En 2007, le Pr Philip Gorwood — « psychiatre, généticien et statisticien » et responsable de l’U675 — a encadré l’enquête dite "SAGE" qui a été menée auprès d’un "échantillon" de 5000 à 6000 lycéens dans la région Champagne-Ardennes. (Cf la lettre communiquée aux élèves en mars 2007). Cette enquête portant sur la consommation de substances psycho-actives, a été autorisée par la CNIL et soutenue par le recteur d’académie. Une autre unité de l’Inserm mérite de partager les honneurs : l’U669 dirigée par Bruno Falissard (troubles du comportement alimentaire de l’adolescent ; épidémiologie générale).

PDF - 233.8 ko
Questionnaire distribué aux élèves

SAGE exigeait des élèves 2 choses :
- répondre à un "autoquestionnaire" (document à consulter) nécessitant "trois quarts d’heure" d’attention ;
- accepter un prélèvement bucal en vue de reccueillir leur ADN.

Sur le fond, le questionnaire :
- comporte des éléments intimes et confidentiels sur "leur situation sociale, familiale et scolaire, l’existence éventuelle d’une dépendance par rapport à une quelconque drogue, leurs habitudes de consommations, leurs antécédents familiaux, leur niveau habituel d’impulsivité, leur éventuel état dépressif, leur éventuelle déviance sexuelle (ou) l’éventualité de violences sexuelles subies dans leur enfance" ; (Cf le résumé d’un article de la revue "Le chat noir" qui a révélé l’affaire).
- demande aux enfants de décrire l’état de dépendance de leurs parents : « Consommations de toxiques chez vos parents (à votre connaissance », sur 18 questions ;
- et porte « incidemment sur l’ADN et l’origine ethnique de jeunes scolarisés : le questionnaire comprend notamment des questions sur les origines des parents et des grand-parents des personnes interrogées ». (Cf Lemonde.fr du 19 juin 2007, "A la recherche des gènes de l’addiction en Champagne-Ardenne", reproduit ici in extenso.)

Dans la forme, les méthodes employées sont contestables :
- Le caractère "anonyme" de l’étude était présenté ainsi : "Les personnes de votre entourage n’auront donc jamais connaissance de vos réponses", comme si l’anonymat ne concernait que l"entourage ; en fait, les élèves étaient invités à donner, dans une enveloppe cachetée, leur nom, leur adresse et leur numéro de sécurité sociale s’ils acceptaient une réévaluation dans 3 ans ; l’Inserm affirme que cette enveloppe ne serait décachetée que dans 3 ans. (Cf Le Chat noir, op. cit.).
- Les lycéens et professeurs ont été prévenus au dernier moment : "Les profs, concernés par leur heure de cours supprimée, ont été prévenus la veille avec pour simple information qu’il s’agissait d’une enquête de l’Inserm faite en accord avec le rectorat.
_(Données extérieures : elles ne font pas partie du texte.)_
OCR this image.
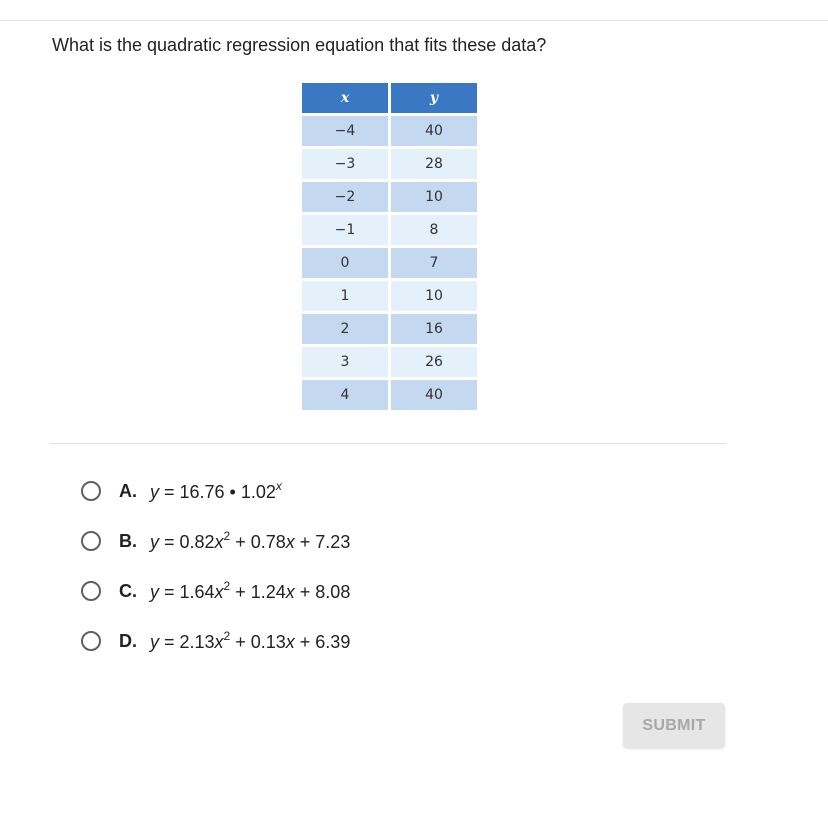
What is the quadratic regression equation that fits these data?
x	y
−4	40
−3	28
−2	10
−1	8
0	7
1	10
2	16
3	26
4	40
A. y = 16.76 • 1.02$^x$
B. $y = 0.82x^2 + 0.78x + 7.23$
C. $y = 1.64x^2 + 1.24x + 8.08$
D. $y = 2.13x^2 + 0.13x + 6.39$
SUBMIT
Les élèves n’ont découvert l’existence de cette enquête qu’au moment de s’asseoir en cours" (Cf Agoravox, "Doctor Gorwood & Mister Türk").
- Les élèves devaient être choisi majeurs, "afin d’éviter le consentement des parents", selon les termes des auteurs du projet dans leur déclaration auprès de la CNIL.

Le Lycée Jean Jaurès de Reims a refusé que cette étude soit menée sur ses lycéens, les promoteurs de l’enquête n’ayant pas répondu à la demande d’informations préalable du proviseur, qui demandait un accès à "l’intégralité du questionnaire et des documents d’accompagnement".

Fait aggravant : l’U675 a par ailleurs participé à l’expertise collective de l’Inserm "Trouble des conduites chez l’enfant et l’adolescent", préconisant le dépistage dès la crèche des risques de comportements déviants, ce qui avait été distingué d’un Orwell Novlang en 2005.